● トランプ関税発言は市場の不安定なポジションに火をつける“引き金”として機能している。
● 下落局面ではSTH-SOPRが1を割れ、短期ホルダーの損切りが加速している。
● 売りの主体は長期保有者ではなく、恐怖に反応する短期勢である可能性が高い。

トランプ氏の関税発言は、ビットコイン市場に繰り返し大きな影響を与えてきた。特に注目すべきは、価格変動の主役が「短期ホルダー」であるケースが多い点である。オンチェーン指標であるShort-Term Holder SOPR(以下STH-SOPR)を確認すると、その構造が明確に浮かび上がる。

2025年4月、中国に対する60%関税が発表された局面では、SNS上で急速に不安が拡大した。同時にSTH-SOPRは1を明確に割り込み、短期ホルダーの損切りが急増。これは典型的なパニック売りの構図であり、個人投資家が恐怖に押されて安値圏で売却したことを示している。
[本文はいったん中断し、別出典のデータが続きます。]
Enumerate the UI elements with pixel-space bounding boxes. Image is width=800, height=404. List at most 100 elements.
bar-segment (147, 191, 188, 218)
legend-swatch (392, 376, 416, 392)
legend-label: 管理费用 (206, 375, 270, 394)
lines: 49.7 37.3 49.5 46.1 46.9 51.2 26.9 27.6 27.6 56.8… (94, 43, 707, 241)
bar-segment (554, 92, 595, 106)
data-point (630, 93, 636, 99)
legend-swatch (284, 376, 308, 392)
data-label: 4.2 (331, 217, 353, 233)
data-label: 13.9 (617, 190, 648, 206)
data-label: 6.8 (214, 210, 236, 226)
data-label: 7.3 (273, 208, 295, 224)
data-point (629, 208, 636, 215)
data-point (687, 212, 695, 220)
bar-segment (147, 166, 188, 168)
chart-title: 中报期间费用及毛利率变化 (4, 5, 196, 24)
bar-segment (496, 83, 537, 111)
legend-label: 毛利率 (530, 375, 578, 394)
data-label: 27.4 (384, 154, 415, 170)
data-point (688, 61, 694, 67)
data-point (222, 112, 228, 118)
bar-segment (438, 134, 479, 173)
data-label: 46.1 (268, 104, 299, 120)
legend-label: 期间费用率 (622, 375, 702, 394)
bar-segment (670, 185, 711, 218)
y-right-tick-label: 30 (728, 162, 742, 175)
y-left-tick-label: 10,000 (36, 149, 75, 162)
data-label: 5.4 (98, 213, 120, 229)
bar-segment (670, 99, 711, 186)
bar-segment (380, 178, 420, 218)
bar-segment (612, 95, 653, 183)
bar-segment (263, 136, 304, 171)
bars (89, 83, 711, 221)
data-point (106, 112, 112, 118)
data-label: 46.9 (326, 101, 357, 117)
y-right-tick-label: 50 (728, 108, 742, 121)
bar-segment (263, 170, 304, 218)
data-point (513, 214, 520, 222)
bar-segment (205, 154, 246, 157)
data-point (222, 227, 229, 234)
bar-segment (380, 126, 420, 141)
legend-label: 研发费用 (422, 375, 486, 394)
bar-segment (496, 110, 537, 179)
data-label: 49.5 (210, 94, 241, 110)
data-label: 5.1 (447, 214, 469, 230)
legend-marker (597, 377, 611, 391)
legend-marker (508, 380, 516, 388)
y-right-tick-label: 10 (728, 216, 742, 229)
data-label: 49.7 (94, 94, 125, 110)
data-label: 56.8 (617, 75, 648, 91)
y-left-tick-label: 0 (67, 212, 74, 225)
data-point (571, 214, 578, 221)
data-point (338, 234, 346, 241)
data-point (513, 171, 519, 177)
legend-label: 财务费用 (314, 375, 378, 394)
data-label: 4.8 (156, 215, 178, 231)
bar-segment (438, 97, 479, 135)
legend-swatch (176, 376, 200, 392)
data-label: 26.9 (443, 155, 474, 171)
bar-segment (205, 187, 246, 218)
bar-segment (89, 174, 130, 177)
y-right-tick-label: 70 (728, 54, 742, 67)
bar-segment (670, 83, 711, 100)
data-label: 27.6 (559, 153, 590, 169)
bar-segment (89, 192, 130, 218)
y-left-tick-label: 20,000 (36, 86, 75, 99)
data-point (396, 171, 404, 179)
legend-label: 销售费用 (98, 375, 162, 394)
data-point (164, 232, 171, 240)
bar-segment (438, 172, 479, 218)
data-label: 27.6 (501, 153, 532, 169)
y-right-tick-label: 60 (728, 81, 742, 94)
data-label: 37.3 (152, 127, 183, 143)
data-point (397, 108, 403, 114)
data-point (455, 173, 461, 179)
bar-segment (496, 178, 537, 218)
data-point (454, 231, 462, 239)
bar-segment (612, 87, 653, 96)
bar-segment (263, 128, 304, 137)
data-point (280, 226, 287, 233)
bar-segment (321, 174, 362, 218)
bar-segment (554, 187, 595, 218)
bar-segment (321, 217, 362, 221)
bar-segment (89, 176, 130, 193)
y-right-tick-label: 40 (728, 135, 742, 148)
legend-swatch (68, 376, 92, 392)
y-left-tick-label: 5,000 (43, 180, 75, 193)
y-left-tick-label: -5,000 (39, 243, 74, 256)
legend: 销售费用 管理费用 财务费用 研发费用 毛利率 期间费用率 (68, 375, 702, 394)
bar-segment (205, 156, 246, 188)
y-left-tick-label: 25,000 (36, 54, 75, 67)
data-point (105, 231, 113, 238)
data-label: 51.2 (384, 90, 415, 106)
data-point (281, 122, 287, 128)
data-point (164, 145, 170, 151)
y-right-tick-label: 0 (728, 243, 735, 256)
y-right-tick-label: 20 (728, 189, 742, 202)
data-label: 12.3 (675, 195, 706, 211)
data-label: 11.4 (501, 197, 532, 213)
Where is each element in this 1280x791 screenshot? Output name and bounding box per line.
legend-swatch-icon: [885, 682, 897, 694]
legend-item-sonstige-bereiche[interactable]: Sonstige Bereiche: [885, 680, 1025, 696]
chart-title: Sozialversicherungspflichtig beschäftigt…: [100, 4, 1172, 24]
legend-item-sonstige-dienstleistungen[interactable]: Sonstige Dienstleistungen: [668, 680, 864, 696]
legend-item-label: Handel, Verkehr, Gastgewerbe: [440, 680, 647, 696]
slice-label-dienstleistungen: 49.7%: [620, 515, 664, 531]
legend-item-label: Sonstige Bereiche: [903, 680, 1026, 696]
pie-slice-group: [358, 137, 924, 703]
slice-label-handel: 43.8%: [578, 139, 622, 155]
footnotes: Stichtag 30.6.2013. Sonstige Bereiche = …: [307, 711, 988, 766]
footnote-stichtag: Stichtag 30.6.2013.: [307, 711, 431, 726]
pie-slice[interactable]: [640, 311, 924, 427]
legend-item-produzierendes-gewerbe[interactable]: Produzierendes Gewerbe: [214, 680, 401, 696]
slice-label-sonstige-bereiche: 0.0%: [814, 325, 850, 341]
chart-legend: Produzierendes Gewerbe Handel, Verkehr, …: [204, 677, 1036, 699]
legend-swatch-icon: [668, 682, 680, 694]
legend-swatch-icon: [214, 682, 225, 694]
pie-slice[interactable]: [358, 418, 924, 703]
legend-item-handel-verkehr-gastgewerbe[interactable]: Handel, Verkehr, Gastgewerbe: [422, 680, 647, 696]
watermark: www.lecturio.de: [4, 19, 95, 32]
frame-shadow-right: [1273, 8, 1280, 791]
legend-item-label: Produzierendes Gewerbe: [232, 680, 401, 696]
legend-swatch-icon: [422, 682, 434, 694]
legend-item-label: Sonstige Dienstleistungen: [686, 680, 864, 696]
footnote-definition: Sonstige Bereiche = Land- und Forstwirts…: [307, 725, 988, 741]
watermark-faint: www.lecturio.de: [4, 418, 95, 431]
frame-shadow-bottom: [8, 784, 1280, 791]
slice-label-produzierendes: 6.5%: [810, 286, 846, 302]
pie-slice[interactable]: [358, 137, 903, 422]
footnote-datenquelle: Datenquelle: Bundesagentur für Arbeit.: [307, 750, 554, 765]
続く2025年10月、BTCが126,000ドルの史上最高値を更新した直後、中国への100%関税が発表された。一時的に市場は大きく揺れたが、関税はすぐに撤回。この時点ではSTH-SOPRは1付近を維持しており、短期勢はまだ利益圏にあった。結果的にこの局面は「高値で売れる最後の機会」となり、その後SOPRは1を割れ、長期にわたる下落トレンドへ移行した。

そして2026年2月。最高裁が関税を違法と判断したにもかかわらず、15%の一律関税が発表され、市場の不確実性は再び拡大。現在、STH-SOPRは明確に1を下回っており、短期ホルダーが損失で売却している状態が続いている。

なぜこのような現象が起きるのか。鍵を握るのは、市場参加者の「保有期間」と「ポジション構造」の違いである。短期ホルダーは取得から間もないコインを保有しており、平均取得価格が現値に近い。そのため、価格が数%動くだけで含み益・含み損の状況が急速に変化する。心理的な耐久力も相対的に弱く、ボラティリティが高まる局面では最も早く行動する層となる。

関税発言のような強いヘッドラインは、「不確実性の急上昇」を引き起こす。市場は内容そのもの以上に、“何が起きるか分からない状態”に反応する。短期参加者は将来の価格パスを読めない局面でリスクを縮小しやすく、まずレバレッジポジションの整理が始まる。デリバティブ市場でのポジション解消は価格変動を増幅し、それが現物市場の売却を誘発する。

さらに、短期ホルダーはニュースやSNSに強く影響を受けやすい。恐怖が拡散すると、価格下落そのものが「さらに下がるかもしれない」という期待を生み、自己強化的な売り圧力へと変化する。この過程で含み損を抱えたコインが市場に戻され、オンチェーン上では損失確定トランザクションが増加する。

それがSTH-SOPRの1割れとして表れる。

SOPRが1を下回るということは、「短期勢が取得価格を下回って売却している」ことを意味する。つまり、価格の下落は単なる調整ではなく、心理的な降伏(キャピチュレーション)を伴っている可能性が高い。

この構造を理解することで、ヘッドライン主導の下落が「長期保有者の分配」なのか、「短期勢の投げ」なのかを見分けることができる。今回の関税局面で確認されているのは、後者の色合いが強い動きである。

重要なのは、これらの局面が必ずしも長期ホルダー主導の分配ではない点だ。データが示すのは、恐怖主導の短期勢の売りである。トランプ関税ヘッドラインは、価格以上に「誰が売っているのか」を映し出すトリガーとなっている。

オンチェーン指標の見方

STH-SOPRは「短期ホルダーが利益で売っているか、損失で売っているか」を示す指標で、基準は1。1を下回ると、短期勢が損失で投げている=恐怖・パニック局面を意味する。深い1割れは下落加速と重なりやすいが、同時に“痛みの進行度”も示す。反発局面で1を回復・維持できるかが、本格回復の分岐点となる。